Abandono de idosos em questão na contemporaneidade

Enviada em 02/02/2021

Educar para não abandonar

Na animação “UP - Altas Aventuras”, a problemática do abandono de idosos é abordada através do contraste entre flashbacks da juventude alegre do personagem Carl e as imagens da solidão de sua velhice. Assim como na ficção, a sociedade contemporânea também tem visto cada vez mais exemplos do descaso com a terceira idade, uma ação desumana que consta como crime na Constituição Federal. Porém, assim como no filme, é principalmente no abandono afetivo de idosos por sua família, encarado pela sociedade com falta de atenção e dificilmente fiscalizado, onde reside a grande maioria dos casos de abandono da terceira idade.

Primeiramente, é importante identificar os efeitos que a falta de consciência social acerca do abandono afetivo de idosos têm nessa problemática.
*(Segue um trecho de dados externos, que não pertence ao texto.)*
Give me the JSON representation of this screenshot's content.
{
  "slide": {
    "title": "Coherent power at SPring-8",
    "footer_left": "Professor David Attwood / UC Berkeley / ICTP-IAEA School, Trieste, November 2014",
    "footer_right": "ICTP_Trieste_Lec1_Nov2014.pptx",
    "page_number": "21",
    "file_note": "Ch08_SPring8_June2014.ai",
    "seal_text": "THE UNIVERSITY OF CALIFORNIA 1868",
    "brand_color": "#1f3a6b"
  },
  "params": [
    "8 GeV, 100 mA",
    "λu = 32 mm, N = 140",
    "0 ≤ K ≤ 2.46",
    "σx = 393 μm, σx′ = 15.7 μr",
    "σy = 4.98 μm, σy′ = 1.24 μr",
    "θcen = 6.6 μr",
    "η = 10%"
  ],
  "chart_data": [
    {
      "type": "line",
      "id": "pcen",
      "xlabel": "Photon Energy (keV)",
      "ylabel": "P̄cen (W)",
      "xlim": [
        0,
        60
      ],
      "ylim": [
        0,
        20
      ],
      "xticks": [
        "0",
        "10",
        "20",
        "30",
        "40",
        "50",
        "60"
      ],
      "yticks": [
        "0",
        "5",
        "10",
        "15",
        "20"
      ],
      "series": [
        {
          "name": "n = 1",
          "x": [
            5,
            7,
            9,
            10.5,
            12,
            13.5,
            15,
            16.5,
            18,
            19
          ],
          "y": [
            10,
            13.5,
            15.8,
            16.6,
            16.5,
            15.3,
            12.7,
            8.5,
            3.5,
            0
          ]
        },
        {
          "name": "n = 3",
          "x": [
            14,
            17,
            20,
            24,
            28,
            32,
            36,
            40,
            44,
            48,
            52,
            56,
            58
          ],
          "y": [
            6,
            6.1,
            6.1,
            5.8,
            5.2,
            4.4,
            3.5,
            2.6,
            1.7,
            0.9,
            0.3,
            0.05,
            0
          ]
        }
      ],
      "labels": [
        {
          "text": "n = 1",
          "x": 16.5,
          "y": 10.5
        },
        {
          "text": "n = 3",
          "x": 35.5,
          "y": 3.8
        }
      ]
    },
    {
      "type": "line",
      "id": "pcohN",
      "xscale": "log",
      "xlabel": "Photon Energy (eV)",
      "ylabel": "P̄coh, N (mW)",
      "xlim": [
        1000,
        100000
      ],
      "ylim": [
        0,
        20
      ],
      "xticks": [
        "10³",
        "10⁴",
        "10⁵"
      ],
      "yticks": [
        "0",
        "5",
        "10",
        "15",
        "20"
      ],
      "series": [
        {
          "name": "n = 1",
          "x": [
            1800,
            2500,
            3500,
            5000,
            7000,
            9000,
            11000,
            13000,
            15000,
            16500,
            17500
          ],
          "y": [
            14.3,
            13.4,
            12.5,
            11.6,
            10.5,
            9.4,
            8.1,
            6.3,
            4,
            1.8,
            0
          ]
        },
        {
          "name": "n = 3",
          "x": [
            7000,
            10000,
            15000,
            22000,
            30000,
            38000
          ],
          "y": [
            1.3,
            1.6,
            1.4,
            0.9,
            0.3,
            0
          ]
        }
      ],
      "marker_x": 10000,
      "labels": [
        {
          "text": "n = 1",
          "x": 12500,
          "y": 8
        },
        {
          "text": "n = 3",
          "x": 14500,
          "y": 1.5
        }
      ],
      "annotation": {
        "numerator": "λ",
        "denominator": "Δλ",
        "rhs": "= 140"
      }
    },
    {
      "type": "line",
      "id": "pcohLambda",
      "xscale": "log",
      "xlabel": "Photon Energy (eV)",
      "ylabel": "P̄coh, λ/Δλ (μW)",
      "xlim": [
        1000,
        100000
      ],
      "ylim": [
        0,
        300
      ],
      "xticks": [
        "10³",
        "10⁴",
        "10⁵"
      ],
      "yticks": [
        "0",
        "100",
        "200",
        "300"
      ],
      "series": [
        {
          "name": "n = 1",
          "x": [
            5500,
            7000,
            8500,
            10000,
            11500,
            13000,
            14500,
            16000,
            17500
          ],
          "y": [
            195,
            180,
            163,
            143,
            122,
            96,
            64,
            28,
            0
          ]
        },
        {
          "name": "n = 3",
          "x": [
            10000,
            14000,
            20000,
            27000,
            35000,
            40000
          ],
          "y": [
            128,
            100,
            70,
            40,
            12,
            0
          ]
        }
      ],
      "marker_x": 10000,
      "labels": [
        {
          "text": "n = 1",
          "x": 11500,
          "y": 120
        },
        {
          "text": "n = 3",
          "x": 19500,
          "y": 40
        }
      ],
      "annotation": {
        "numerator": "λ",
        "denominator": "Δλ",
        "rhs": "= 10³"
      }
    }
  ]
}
Isso é evidenciado pelo número crescente de idosos que são deixados por seus filhos e dependentes em casas de repouso, onde eles são negados o contato ou apoio da família. Com o evidente crescimento do número de idoso em nosso país, ocasionado pelo aumento da expectativa de vida e o avanço da medicina, deveria vir crescendo também uma consciência social acerca dos deveres da sociedade com os idosos. Porém, o número de abandonos também cresce exponencialmente.

Ademais, cabe ressaltar que, apesar da existência do Estatuto do Idoso que garante os direitos básicos e da criminalização do abandono de incapaz, a fiscalização acerca do abandono afetivo ainda é precária em nossa sociedade. Tal precariedade está enraizada na ideia de que não existe abandono afetivo, e que já que os idosos não estão sendo negados direitos básicos como comida e moradia o descaso da família não pode ser repreendido. Logo, é nesta ideia arcaica e desumana que mora a principal razão do desprezo dos meios de fiscalização com a problemática.

Dessa forma, com o intuito de minimizar o abandono de idosos em nossa sociedade, cabe ao Ministério da Educação promover campanhas midiáticas que tratem da problemática, educando a sociedade acerca da falta de humanidade que é tal descaso, já que como dito por Immanuel Kant, “O ser humano é aquilo que a educação faz dele”. Outrossim, é dever dos meios de fiscalização locais o policiamento da situação dos idosos deixados em casas de repouso, asilos ou em suas próprias casas, para que os responsáveis por casos de abandono afetivo sejam culpabilizados.